Turkey's repression of peaceful protests


Turkish police detained 65 people over protests which first started last month at a top university, authorities said on Friday, continuing a crackdown on the protesters despite growing international criticism.

Students and teachers at Istanbul’s Bogazici University have protested against President Tayyip Erdogan’s choice of university rector, an appointment they said was undemocratic.

Dozens of people detained with social media footage showing police dragging away students who had been protesting peacefully.

The EU Commission said the detention of students “exercising their legitimate right to freedom of assembly” was deeply worrying, and the COVID pandemic should not be used as a reason to silence critical voices.

Some 600 people have been detained since January 4 after protests spread in Istanbul and Ankara, authorities have said. Most have been released, despite repeated statements from officials that the protesters are terrorists.
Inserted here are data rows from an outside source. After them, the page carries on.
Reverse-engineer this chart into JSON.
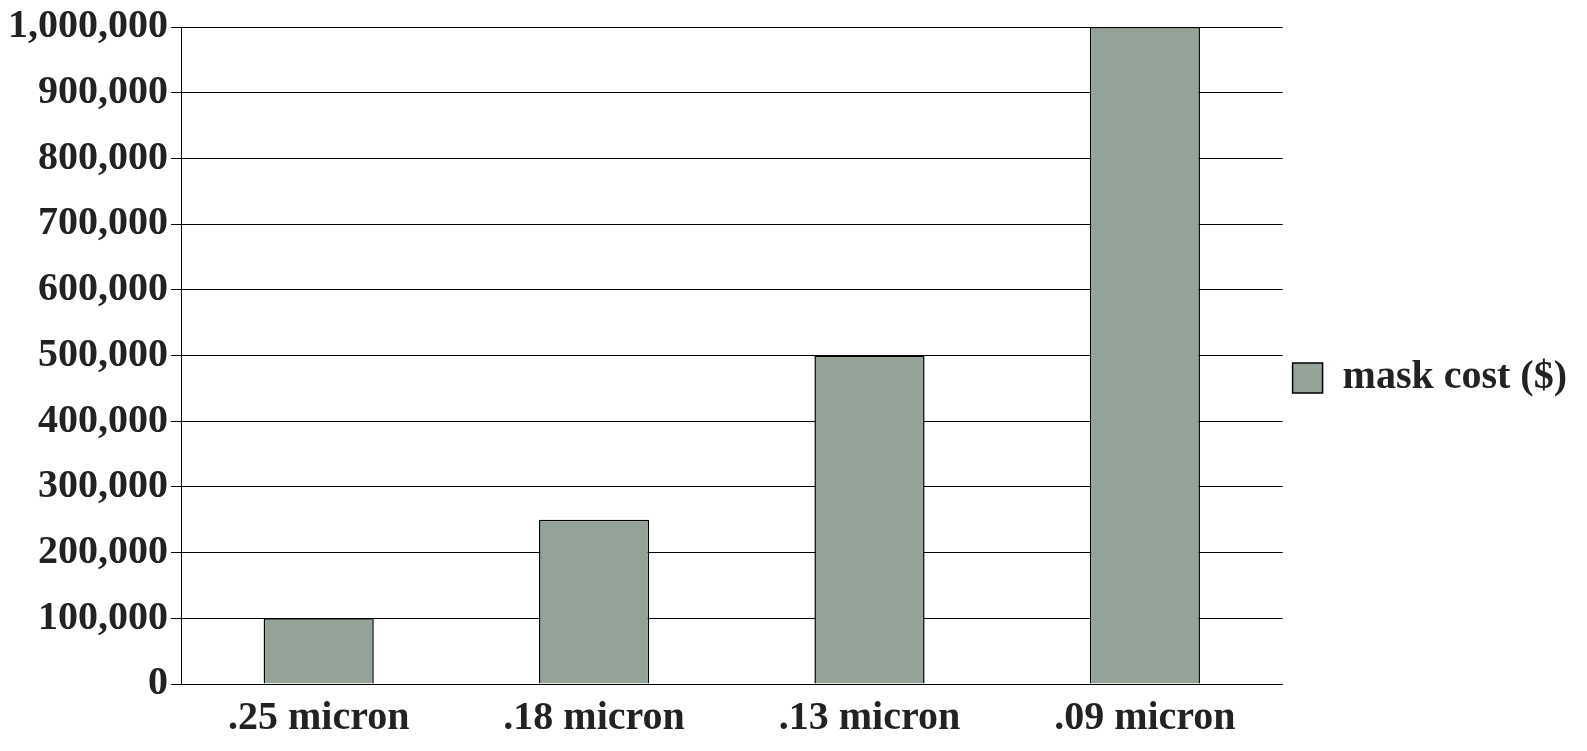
{
  "chart_data": {
    "type": "bar",
    "categories": [
      ".25 micron",
      ".18 micron",
      ".13 micron",
      ".09 micron"
    ],
    "series": [
      {
        "name": "mask cost ($)",
        "color": "#94a398",
        "values": [
          100000,
          250000,
          500000,
          1000000
        ]
      }
    ],
    "ylim": [
      0,
      1000000
    ],
    "yticks": [
      {
        "value": 0,
        "label": "0"
      },
      {
        "value": 100000,
        "label": "100,000"
      },
      {
        "value": 200000,
        "label": "200,000"
      },
      {
        "value": 300000,
        "label": "300,000"
      },
      {
        "value": 400000,
        "label": "400,000"
      },
      {
        "value": 500000,
        "label": "500,000"
      },
      {
        "value": 600000,
        "label": "600,000"
      },
      {
        "value": 700000,
        "label": "700,000"
      },
      {
        "value": 800000,
        "label": "800,000"
      },
      {
        "value": 900000,
        "label": "900,000"
      },
      {
        "value": 1000000,
        "label": "1,000,000"
      }
    ],
    "grid": "y",
    "legend": "right"
  }
}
Critics say Erdoğan’s monopoly on power and the undermining of democratic norms have intensified since a failed 2016 coup, after which the presidency reserved the right to directly handpick university rectors. Over the last five years, more than a dozen universities across the country have been shut down.

Almost two decades of AKP rule have placed Turkish institutions and society on a firmly religious and socially conservative path; the new wave of protests is unlikely to move the political needle in a deeply polarized country in which state repression of peaceful protest has become the norm.